È Davide Algeri, psicologo e psicoterapeuta esperto in nuove tecnologie, fondatore, insieme a Luca Mazzucchelli, del Servizio italiano di psicologia online e tra i primi sviluppatori di applicazioni psicoeducative per cellulari in Italia, a spiegarci quanto comuni siano questi grattacapi.

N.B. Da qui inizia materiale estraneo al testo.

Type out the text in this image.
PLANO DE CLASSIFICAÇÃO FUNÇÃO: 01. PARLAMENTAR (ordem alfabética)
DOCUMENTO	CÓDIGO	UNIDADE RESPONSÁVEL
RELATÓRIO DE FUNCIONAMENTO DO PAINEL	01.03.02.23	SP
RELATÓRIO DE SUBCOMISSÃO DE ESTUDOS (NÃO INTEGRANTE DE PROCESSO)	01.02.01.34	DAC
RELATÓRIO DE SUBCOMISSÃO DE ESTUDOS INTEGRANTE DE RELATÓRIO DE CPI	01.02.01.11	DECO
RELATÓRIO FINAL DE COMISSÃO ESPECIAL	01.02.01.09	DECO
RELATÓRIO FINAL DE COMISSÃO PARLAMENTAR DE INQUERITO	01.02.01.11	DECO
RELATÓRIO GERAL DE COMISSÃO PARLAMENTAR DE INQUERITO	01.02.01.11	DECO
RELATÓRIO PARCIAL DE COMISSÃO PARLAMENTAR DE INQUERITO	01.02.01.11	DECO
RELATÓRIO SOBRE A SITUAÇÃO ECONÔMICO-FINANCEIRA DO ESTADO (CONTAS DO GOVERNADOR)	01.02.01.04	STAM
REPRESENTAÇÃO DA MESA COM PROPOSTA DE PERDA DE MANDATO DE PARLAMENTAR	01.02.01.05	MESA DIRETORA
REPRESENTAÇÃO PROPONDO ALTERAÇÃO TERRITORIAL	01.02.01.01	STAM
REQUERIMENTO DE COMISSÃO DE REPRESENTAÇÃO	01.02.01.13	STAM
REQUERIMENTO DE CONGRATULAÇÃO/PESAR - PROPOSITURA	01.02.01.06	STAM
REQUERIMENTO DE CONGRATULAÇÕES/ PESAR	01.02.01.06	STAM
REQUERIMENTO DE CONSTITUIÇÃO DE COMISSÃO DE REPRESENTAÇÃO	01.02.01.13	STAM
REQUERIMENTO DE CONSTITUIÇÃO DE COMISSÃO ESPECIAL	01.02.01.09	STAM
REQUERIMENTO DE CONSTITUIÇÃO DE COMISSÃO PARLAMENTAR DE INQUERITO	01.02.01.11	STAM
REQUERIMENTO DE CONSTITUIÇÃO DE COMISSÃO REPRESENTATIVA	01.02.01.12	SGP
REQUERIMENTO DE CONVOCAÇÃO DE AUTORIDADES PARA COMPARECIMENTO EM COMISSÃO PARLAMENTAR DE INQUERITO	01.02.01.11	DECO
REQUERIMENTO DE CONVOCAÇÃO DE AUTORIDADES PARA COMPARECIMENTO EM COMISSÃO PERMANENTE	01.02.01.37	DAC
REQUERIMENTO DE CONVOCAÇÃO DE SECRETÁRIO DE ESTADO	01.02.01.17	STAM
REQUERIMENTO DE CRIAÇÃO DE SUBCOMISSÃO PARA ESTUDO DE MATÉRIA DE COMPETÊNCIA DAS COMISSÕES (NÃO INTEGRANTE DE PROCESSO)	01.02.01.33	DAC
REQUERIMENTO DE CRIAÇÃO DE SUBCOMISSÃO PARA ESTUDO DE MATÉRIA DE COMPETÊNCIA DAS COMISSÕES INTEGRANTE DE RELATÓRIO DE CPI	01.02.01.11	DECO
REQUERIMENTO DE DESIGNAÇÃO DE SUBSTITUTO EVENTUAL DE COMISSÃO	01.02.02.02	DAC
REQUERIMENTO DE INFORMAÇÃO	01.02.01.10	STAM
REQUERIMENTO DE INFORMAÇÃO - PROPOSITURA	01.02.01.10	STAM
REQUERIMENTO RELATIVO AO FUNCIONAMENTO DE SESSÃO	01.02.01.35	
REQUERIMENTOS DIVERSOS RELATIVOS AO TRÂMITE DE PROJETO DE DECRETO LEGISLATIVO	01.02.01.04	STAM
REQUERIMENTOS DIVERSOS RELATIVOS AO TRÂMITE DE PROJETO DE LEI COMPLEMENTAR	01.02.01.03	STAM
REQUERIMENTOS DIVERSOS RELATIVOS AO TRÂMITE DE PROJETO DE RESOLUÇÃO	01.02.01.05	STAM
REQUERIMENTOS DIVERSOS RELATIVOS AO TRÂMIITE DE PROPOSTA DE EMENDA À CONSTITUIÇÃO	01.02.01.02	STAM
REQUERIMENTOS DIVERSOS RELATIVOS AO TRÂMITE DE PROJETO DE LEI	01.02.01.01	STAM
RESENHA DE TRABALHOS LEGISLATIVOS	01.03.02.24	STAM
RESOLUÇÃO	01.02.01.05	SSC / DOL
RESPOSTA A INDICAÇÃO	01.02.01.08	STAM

Si tratta di crucci – commenta, ironico, Algeri – che la mia compagna, anche lei psicologa, e io viviamo in prima persona, visto che abbiamo un ragazzo di quattordici anni. C’è poco da fare, dobbiamo accettare il fatto che la distanza fra noi genitori, che in qualche modo abbiamo iniziato a usare cellulari e computer quando avevamo ormai più di qualche anno sulle spalle, e la nuova generazione di nativi digitali è abissale. Tutto quello che per noi è complesso e di difficile comprensione per loro è l’arena naturale di ogni incontro e dialogo”.

Vale a dire che, per chi è nato dopo il Duemila, la distinzione fra reale e virtuale è molto più sfumata che per gli adulti.Si sono abituati – prosegue Algeri – a comunicare sui social network e attraverso sms. È difficile entrare nell’ottica, ma questi canali sono per loro tanto naturali quanto lo erano per noi una telefonata o un pomeriggio in oratorio. Abbiamo discusso più volte dei diritti e doveri dei ragazzi e alcune cose non sono cambiate da quando eravamo giovani noi: studiare, contribuire ai lavori in casa, ma anche passare il tempo libero come si preferisce, giocare, uscire. Tutto questo è rimasto, ma si sono trasformati gli strumenti. Se noi, per vedere gli amici, usavamo la bicicletta, loro sfruttano gli smartphone”.